Recently I gave a speech to my Toastmasters club.  It was on the topic of friendship.  The speech pointed out that we are all connected on a very deep level.  What hurts one of us, hurts us all.  What helps one of us, helps us all.  That, without each other, we are not complete.  As  Frederick Buechner says, “Here is your life.  You might never have been, but you are because the party wouldn’t have been complete without you.”

Hmm.  “…the party wouldn’t have been complete without you.”  Without each one of us.  And the implication is that we can’t really party until every one of us is living a happy, healthy life.  Until each one of us is encouraged to live our lives to the fullest.  Until each one of us is encouraged to grow into the people we were created to be.

I think of this as I watch Surgite’s clients struggle with the financial limitations imposed by the recession.  The recession we’ve been told is over.  Let me tell you, it isn’t.  There’s a delay between the time the first people feel the effects of a recession, and the time it hits the churches and nursing homes.  This trickle-down effect is such that Surgite’s clients may (may) have reached bottom at the beginning of 2011.  If they’re lucky.  If rising gas prices, food prices, and utility costs, don’t cause further cut-backs.

Yet the activity directors and choir directors and worship leaders and preschool directors struggle on.  They struggle to provide the best for their clients and parishioners, with fewer and fewer resources on which to draw.

The amazing thing is that they do.  These people work miracles.  Every day they go back into their jobs, determined to make each person feel as though the party wouldn’t have been complete without them.

There is a church that has not been able to afford new music for the choir for 10 years.  Sure, the old anthems are very meaningful.  But there are also new anthems that have been composed, and we are all diminished when we cannot experience that new music.  In addition, the composers have to work a day job, because they can’t sell enough music to earn a living at it.  When they get home from their day jobs, they’re tired.  It’s harder to compose, so we see less music.  How many of us are diminished because even one composer cannot create the music God put in her head?

In the nursing homes and Alzheimer’s facilities, activity directors’ budgets have been cut again and again.  Some can no longer afford to pay for any live entertainment for their residents.  Oh, they have a nice collection of videotapes and DVD’s.  But there’s nothing quite like live entertainment.  We who perform, bring fresh energy to the residents – and an ear to listen to their stories.  They can’t get that from a videotape.  But the performers can’t do it for free, unless they have day jobs.  Performers with day jobs are not as available for the residents.  The residents lose, and so do the performers, because we are not there to hear their stories and celebrate their lives.  We are not there to reassure them that their lives have meaning and significance.  I am not saying the staff do not do their very best, please do not think I am.  These people are working miracles with no resources.  But it does make a difference to the resident if the stranger or newcomer listens; if one more person validates their lives.
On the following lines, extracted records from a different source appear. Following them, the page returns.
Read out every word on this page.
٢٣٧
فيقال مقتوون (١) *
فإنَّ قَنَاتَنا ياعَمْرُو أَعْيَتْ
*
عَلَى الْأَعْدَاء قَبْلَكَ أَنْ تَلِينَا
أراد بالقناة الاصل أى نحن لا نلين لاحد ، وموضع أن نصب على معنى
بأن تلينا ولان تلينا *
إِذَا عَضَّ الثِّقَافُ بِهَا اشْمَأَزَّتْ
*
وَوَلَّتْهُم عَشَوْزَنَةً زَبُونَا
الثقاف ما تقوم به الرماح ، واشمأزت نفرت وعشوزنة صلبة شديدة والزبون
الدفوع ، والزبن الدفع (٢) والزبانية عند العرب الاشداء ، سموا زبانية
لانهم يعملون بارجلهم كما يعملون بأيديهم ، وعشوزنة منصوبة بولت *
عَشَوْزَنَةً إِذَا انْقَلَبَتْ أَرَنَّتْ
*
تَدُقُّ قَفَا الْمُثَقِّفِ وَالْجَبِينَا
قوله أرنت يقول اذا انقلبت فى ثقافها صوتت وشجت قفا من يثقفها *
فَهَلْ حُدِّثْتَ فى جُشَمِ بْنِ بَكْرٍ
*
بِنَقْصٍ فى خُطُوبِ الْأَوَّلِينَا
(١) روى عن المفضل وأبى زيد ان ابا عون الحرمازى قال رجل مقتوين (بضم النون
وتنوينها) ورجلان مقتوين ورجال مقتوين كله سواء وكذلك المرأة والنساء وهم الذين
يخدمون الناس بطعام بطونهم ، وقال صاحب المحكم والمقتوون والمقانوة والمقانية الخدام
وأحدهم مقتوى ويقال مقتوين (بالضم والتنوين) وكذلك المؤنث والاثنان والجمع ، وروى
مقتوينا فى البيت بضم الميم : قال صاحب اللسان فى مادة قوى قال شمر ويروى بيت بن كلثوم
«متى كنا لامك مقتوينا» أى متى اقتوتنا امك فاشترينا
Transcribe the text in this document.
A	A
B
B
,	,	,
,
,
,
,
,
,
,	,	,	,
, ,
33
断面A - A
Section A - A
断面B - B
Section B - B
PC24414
The situations in the preschools and schools are similar.  The students have no opportunity to learn in a different way when the budget cannot include art, music, or dance.  And their potential is diminished.  What could they have become, had the right inspiration come at the right time?

What’s the solution?  I don’t know.  Resources are limited.  We are all struggling to work with what we have.  But if even one of us cannot grow into the person we were born to be, we are all less than we could be.